A mixed media exhibition delving into the female psyche and the anxiety over external appearances will be held at the National Taiwan Museum of Fine Arts in Taichung from Aug. 30 through Nov. 11.
Curated by female artists Tsau Saiau-yue (曹筱玥) and Lin Yu-chun (林昱君), "The Five Wardrobes She Has” takes inspiration from individual psychology, a school of thought developed by Austrian psychotherapist Alfred Adler that recognized how feelings of inferiority impact personality development.
In terms of this exhibition, Adler's theory on inferiority complex is used to explain female consumption behavior, such as what may drive shopping spurges and other material pursuits. Hence hidden insecurities and perceived inadequacies will be fully exposed by the items in individual wardrobes, the curators noted.
The titular five wardrobes will each be manned by an artist — curators Tsau and Lin, video artist Sappho Loh (駱麗真), and U.S. digital artists Chris Coleman and Laleh Mehran — to reflect the top five most common mentalities shared by women held captive by consumerism.

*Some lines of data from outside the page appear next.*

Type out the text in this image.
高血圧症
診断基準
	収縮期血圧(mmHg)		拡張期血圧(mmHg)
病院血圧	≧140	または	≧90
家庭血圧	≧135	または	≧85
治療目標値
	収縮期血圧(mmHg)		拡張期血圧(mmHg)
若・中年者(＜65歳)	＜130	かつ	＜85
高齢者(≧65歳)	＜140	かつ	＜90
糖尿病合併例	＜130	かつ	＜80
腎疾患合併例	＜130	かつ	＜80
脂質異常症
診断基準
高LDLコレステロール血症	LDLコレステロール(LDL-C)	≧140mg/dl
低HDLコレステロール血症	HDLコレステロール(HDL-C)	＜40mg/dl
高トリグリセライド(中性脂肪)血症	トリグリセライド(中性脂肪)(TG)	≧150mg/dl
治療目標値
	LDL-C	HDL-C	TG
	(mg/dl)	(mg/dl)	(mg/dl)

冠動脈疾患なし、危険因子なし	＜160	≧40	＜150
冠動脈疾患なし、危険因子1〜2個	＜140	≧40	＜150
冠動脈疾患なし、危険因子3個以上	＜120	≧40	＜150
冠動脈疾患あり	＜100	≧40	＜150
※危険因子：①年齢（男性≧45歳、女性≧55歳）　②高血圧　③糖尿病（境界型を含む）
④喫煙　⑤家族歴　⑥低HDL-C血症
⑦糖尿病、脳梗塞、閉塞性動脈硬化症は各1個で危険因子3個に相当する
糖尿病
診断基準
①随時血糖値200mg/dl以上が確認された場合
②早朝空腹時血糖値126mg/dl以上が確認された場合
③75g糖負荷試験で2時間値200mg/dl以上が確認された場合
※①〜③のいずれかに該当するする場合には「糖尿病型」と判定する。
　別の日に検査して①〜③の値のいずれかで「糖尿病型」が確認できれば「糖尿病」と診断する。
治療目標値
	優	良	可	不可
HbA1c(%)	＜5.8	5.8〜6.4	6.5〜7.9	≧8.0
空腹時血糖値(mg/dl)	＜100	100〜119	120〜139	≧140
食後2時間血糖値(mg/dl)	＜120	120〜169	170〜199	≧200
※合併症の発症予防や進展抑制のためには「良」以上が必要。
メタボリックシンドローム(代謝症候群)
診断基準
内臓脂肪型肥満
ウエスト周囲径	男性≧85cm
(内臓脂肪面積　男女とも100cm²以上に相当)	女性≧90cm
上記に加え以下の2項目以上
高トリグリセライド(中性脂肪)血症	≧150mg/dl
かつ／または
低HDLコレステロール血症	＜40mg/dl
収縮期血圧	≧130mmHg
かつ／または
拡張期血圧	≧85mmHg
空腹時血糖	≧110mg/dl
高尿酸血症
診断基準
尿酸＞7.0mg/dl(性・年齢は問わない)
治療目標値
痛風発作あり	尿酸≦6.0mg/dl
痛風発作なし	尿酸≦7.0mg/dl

Tsau uses three wedding gowns to express attempts to fill an emotional void through shopping; Lin's interactive light installation reflects a life of self-oppression and denial; and Loh's audiovisual recordings convey the haplessness of those bound by routine and unattainable ideals.
Using technology such as LED lights and live-time Twitter feeds, the two visiting artists Coleman and Mehran approach the exhibition theme from a different angle by exploring the concept of interconnectivity in the modern world and how that relates to the formation of self identity.
Coleman's "W3FI” proves the inseparability of our digital (online) and real (offline) selves and calls for greater awareness of mankind's solidarity, while Mehran's "Constructs of Acquaintance” taps local phone calls and shifts color and speed depending on where the network is most heavily loaded.
Ultimately, "The Five Wardrobes She Has” exhibition seeks feedback and answers from the audience — can true personal security ever arise from achieving material comfort? Or does the hoarding of niceties eventually overwhelm and bury the individual?